Lamps, toys, batteries, small home appliances… Any tourist can see immediately how Chinese products are indispensable to Indian life.
In my opinion, Indians feel repugnance toward products made in China, but must accept them. Most of the Chinese products Indians rely on in their daily life are actually the cheaper, low-end products that Indians could or should be manufacturing themselves. India could manufacture its own stuff, but the country has no such plans.
The imbalance in India’s manufacturing industry, especially the underdevelopment of a low-end manufacturing, drives the country’s gargantuan trade deficit with China. This issue is also to blame for the high unemployment that has for so long bedeviled the country.
Unemployment remains without a doubt the Indian government’s most serious problem. Every year about 17 million people pour out onto the labor market to compete for 5.5 million jobs. The depressing youth unemployment statistics undermine development.
Manufacturing is essential to addressing unemployment and thus is a top economic goal for nearly all developing Asian countries. New Delhi may need to bolster and round out its industrial base.
In an earlier article I advised India to pick up some sunset industries off China and perhaps use them to form a foundation for development.
Participation in the global production chain is a prerequisite for development for all states in this era of globalization. How much a country decides to join in that chain determines its development and prospects.

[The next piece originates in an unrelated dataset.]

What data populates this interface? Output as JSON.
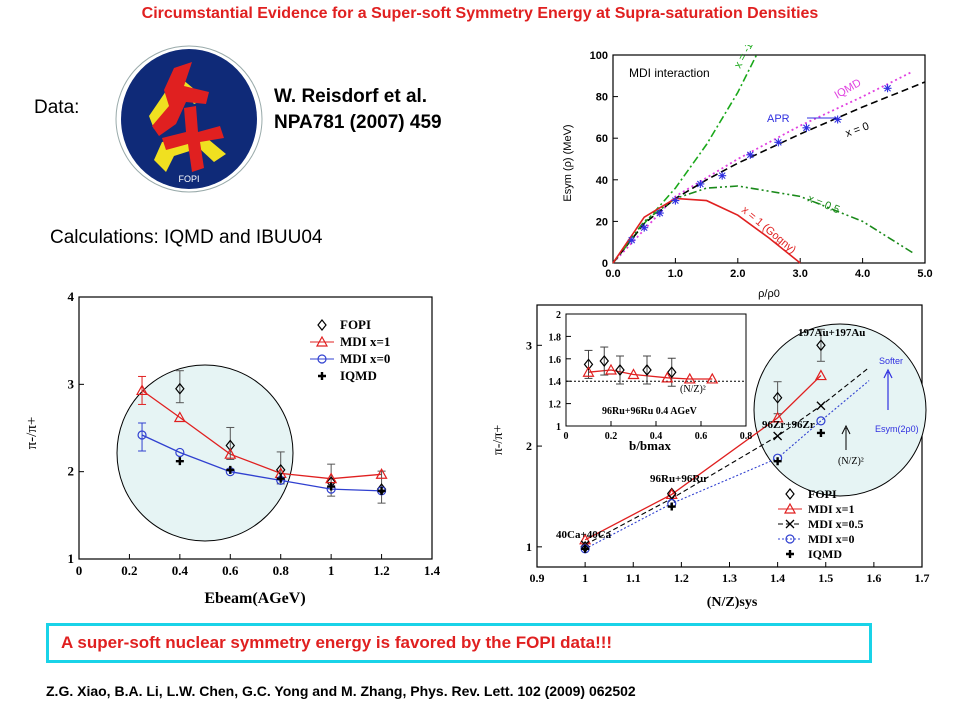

Most developing countries start with low-end manufacturing and build from there.
Based on its demographics, India can develop low-end manufacturing, but the government has no real plans to attract foreign capital and instead focuses far too much of its energies upstream.
If India offered preferential policies to foreign investors and integrated its low-end manufacturing industry and market with the help of an external power, it would be possible to address unemployment and lay the foundations for a truly competitive high-end industry.
Low-end manufacturing is essential for improving global competitiveness. Competitiveness depends on openness, education, technology, salaries and the popular attitude toward low-end jobs. This attitude thrives best among the masses of young people who work in manufacturing.
China became a world factory through the sacrifice of millions of migrant workers. Only if and when India’s young men and women are willing to endure hardship, obey discipline and work hard can the nation join in the global production chain.
Low-end manufacturing regrettably means pollution, but that is just a problem of supervision and management. Chinese industry today is much cleaner than it was 30 or 40 years ago.
India is a populous country and unlike smaller countries, India can probably establish a complete end-to-end manufacturing system. But if India does not reform and open up in coming years, sustainable development is simply impossible.